The unrealized mark-to-market losses on the assets, which had a
book value of $22.7 billion as of Friday, were the result of State
Street consolidating the conduits onto the company's balance sheet.
Based on prepayment assumptions, the assets should generate some
$475 million in pretax interest revenue this year.
The move slashed the capital levels for State Street, prompting
the stock and note sale. The company said its ratio for tangible
common equity, which measures how much of a bank's hard assets its
common shareholders actually own, would have fallen from 5.9% to
2.2% as of March 31 because of the ABCP move. With the stock
offering - with an assumed $1.45 billion in proceeds - that lowered
rate would be boosted to 3.4%.
The company didn't disclose how much in stock or notes it
planned to sell other than using the $1.45 billion figure for as an
estimate on how its tangible common equity would be boosted by a
sale.
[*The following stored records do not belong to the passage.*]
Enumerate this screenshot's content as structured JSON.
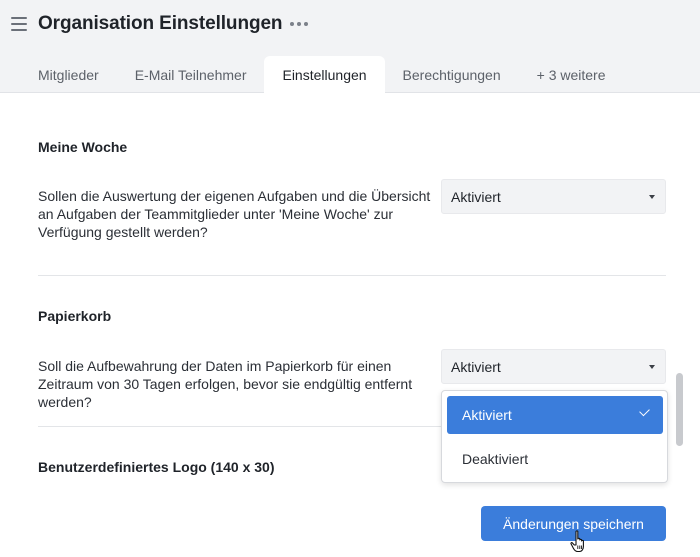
{
  "header": {
    "title": "Organisation Einstellungen",
    "menu_icon": "hamburger-icon",
    "more_icon": "more-horizontal-icon"
  },
  "tabs": [
    {
      "label": "Mitglieder",
      "active": false
    },
    {
      "label": "E-Mail Teilnehmer",
      "active": false
    },
    {
      "label": "Einstellungen",
      "active": true
    },
    {
      "label": "Berechtigungen",
      "active": false
    },
    {
      "label": "+ 3 weitere",
      "active": false
    }
  ],
  "sections": {
    "meine_woche": {
      "title": "Meine Woche",
      "question": "Sollen die Auswertung der eigenen Aufgaben und die Übersicht an Aufgaben der Teammitglieder unter 'Meine Woche' zur Verfügung gestellt werden?",
      "selected": "Aktiviert"
    },
    "papierkorb": {
      "title": "Papierkorb",
      "question": "Soll die Aufbewahrung der Daten im Papierkorb für einen Zeitraum von 30 Tagen erfolgen, bevor sie endgültig entfernt werden?",
      "selected": "Aktiviert"
    },
    "logo": {
      "title": "Benutzerdefiniertes Logo (140 x 30)"
    }
  },
  "dropdown": {
    "options": [
      {
        "label": "Aktiviert",
        "selected": true
      },
      {
        "label": "Deaktiviert",
        "selected": false
      }
    ]
  },
  "save_label": "Änderungen speichern",
  "colors": {
    "accent": "#3b7ddb",
    "header_bg": "#f2f3f5",
    "text": "#1f2329"
  }
}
State Street's market capitalization is about $17 billion.
Its shares fell 4% premarket to $36.99.
In light of the conduit move and the planned stock-and-note
sale, State Street projected 2009 earnings of $4.25 to $4.50 a
share, with revenue down 12%. The forecast excludes the ABCP loss
but includes the resulting interest revenue that is expected to be
offset by the offerings' impact and the possible re-establishment
of incentive compensation.
The company last month projected revenue falling 8% to 12% and
per-share earnings dropping 12% to 16% from last year's $5.21 a
share.
State Street wasn't told it needed to raise capital levels by
the Treasury following the government's recent stress tests. The
company reiterated Monday it plans to repay the $2 billion capital
infusion it received last fall as soon as possible.